Confronté à un problème de transport, je débarque 30 minutes en retard, au Botanique. Le temps de récupérer ma place et de me diriger vers la Rotonde, je croise le public qui vide les lieux pour prendre un rafraîchissement. Ssaliva, ce sera donc pour une autre fois. Dommage…
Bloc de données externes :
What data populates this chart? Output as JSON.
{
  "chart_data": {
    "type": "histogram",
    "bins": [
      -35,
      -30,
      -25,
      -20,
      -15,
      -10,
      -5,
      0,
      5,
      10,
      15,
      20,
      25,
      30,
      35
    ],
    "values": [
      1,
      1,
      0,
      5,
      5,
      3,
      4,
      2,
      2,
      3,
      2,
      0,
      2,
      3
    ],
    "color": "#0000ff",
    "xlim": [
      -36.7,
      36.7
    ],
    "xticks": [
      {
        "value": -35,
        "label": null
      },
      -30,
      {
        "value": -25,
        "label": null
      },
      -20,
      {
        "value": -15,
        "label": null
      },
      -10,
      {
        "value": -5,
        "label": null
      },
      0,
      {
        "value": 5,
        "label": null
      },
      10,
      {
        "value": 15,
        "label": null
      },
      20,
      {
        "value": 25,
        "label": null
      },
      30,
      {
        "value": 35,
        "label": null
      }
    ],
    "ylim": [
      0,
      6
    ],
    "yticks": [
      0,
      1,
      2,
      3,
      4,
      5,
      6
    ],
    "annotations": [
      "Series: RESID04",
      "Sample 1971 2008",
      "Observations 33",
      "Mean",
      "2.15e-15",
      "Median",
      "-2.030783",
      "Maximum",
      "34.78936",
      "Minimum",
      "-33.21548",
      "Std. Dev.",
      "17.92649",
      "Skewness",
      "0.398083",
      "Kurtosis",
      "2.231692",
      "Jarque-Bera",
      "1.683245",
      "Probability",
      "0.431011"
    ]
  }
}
Un bon quart d’heure plus tard, les spectateurs reprennent le chemin de la Rotonde. La salle est cependant loin d’être pleine à craquer. Il faut dire que Braids ne jouit pas encore d’une notoriété suffisante, chez nous. Vers 21h, le désormais trio (NDR : depuis le départ, l’année dernière, de Katie Lee) monte sur l’estrade. Raphaelle Stadell-Preston (guitare, claviers, voix), Austin Tufts (batterie) et Taylor Lee (claviers, basse) s’installent derrières leurs instruments. Ils y resteront plantés, quasiment tout le concert. Qui démarre d’emblée par des morceaux issus du dernier elpee. Vu la température qui règne à l’extérieur, on peut affirmer que leur cold-wave détonne. Des nappes sonores réverbérées planent au-dessus de l’auditoire. On a l’impression d’entrer en lévitation. Pourtant, le band maîtrise parfaitement son sujet. La voix de Raphaelle Stadell-Preston impressionne, même. Björk n’a qu’à bien se tenir ! Si les premiers titres sont plutôt lents et s’installent progressivement, la suite prend davantage de relief. Le set passe alors à la vitesse supérieure. Ainsi sur l’excellent « In Kind », la vocaliste montre littéralement les dents (façon de parler !) Mais la setlist n’a pas oublié le premier long playing, « Native speaker ». De quoi ravir les aficionados. Malheureusement, le jeu de scène m’a paru un peu trop statique. Autrement dit, on ne peut pas dire que les musicos soient des showmen. Manifestement, c’est un aspect à améliorer, si le combo souhaite prendre de l’envergure. Tout comme leurs jeux de lumières, un peu trop ternes à mon goût. Bien sûr, leur musique ne prête pas à la rigolade ; mais on attend d’un spectacle qu’il dépasse la dimension de l’enregistrement studio, et pas simplement le reproduire, même à la perfection…

(Organisation Botanique)

 

Spaceheads

Sun Radar (Ep) (2)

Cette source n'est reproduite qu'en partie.